Posted in Festival Coverage, Hot Docs 2022, Movies by - May 04, 2022
Hot Docs 2022: Our Review of ‘Bigger Than Trauma’

A woman’s work never ends. Ana, a middle aged Serbian still living in a village in Croatia, still has to sweep the floors of what looks like a storage room in her home. She does this even if it seems like she lives alone, no longer having to attend to immediate family, as society relegates women to do. Marija is a Croatian running a therapy group for women who belong to Ana’s generation.

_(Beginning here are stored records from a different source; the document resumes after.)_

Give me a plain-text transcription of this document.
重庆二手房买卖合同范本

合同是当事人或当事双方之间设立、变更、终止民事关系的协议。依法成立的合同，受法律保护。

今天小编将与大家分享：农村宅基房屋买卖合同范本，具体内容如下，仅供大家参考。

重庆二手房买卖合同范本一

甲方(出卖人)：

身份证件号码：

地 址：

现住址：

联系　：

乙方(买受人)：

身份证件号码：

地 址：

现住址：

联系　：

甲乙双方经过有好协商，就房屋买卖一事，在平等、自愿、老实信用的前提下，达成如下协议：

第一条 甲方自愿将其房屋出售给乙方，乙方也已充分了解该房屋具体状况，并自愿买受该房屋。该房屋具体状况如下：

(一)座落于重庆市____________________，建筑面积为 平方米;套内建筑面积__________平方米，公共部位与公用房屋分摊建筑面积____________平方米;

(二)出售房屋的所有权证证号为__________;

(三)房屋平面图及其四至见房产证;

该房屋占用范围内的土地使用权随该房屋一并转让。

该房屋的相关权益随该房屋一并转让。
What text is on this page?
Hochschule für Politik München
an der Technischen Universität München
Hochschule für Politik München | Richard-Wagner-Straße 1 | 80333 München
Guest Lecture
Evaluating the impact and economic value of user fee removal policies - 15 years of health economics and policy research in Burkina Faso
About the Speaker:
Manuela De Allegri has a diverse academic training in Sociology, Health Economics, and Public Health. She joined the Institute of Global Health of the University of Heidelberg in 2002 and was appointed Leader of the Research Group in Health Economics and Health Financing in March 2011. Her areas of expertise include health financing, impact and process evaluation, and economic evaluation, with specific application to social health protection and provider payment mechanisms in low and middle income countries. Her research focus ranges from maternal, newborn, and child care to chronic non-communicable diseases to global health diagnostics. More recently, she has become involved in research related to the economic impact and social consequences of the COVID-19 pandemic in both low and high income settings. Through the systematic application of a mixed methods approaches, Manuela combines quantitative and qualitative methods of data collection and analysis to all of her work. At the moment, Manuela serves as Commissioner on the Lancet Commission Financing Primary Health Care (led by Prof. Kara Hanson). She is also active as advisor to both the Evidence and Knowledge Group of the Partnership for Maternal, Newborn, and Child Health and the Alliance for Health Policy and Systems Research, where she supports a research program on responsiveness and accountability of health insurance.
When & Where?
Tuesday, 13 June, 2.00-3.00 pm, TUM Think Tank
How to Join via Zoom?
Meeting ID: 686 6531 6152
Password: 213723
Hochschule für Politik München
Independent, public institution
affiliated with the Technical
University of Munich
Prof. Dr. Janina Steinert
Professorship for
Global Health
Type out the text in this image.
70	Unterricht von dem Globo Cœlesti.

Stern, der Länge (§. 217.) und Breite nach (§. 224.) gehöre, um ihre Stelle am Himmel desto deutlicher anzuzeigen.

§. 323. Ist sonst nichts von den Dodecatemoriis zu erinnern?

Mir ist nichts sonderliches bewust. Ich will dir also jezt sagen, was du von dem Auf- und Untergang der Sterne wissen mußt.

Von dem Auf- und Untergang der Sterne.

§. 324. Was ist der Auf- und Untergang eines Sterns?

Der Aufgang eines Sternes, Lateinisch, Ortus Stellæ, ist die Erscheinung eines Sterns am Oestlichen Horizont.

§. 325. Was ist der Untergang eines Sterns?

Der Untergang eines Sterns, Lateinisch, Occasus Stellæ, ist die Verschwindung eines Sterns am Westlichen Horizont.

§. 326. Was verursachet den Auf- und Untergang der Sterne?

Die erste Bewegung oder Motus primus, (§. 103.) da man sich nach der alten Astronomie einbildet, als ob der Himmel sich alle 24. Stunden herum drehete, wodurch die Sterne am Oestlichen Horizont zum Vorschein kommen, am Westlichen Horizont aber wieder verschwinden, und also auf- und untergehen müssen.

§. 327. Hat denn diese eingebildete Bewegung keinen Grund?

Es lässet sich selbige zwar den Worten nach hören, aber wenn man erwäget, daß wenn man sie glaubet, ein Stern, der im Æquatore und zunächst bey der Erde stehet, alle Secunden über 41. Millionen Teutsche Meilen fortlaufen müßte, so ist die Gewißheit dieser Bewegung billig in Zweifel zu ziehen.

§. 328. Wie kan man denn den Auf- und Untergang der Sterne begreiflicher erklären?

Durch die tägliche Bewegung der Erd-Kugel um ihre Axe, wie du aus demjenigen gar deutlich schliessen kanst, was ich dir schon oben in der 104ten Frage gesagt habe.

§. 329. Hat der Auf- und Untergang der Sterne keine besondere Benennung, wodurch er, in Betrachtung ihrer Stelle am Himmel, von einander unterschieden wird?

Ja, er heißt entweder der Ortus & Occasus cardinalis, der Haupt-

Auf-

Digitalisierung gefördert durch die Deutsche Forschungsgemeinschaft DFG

Marija has to take the latter to a series of group sessions in Vukovar. Vukovar is a city hiding the scars of one of the biggest battles and massacres in history. Specifically, one that took place during the War of Croatian independence. There, Ana, Katica, and a few other women, mostly Croatian, have to air out their differences. They have to get that out of their way to heal from their biggest trauma or being sexual assault survivors when those wars took place.

Bigger Than Trauma is a twenty-first century film in many ways. The first is that on the surface, the subjects in the documentary don’t seem to carry their scars. Like the events of the century preceding it didn’t happen. These are middle aged women with ignored, invisible pasts. But context is everything and the documentary lets its viewers feel every page and word of that context. It captures these women truthfully. It also shows the people of the two mainstream genders who have to be part of these older women’s healing process. Much of the therapy includes boundaries and touch and warmth. Again, men are part of this healing, the male participants knowing that they are a threatening presence and that subverting and unlearning that threat is part of that healing. This simple, raw documentary captures people who open themselves up for healing.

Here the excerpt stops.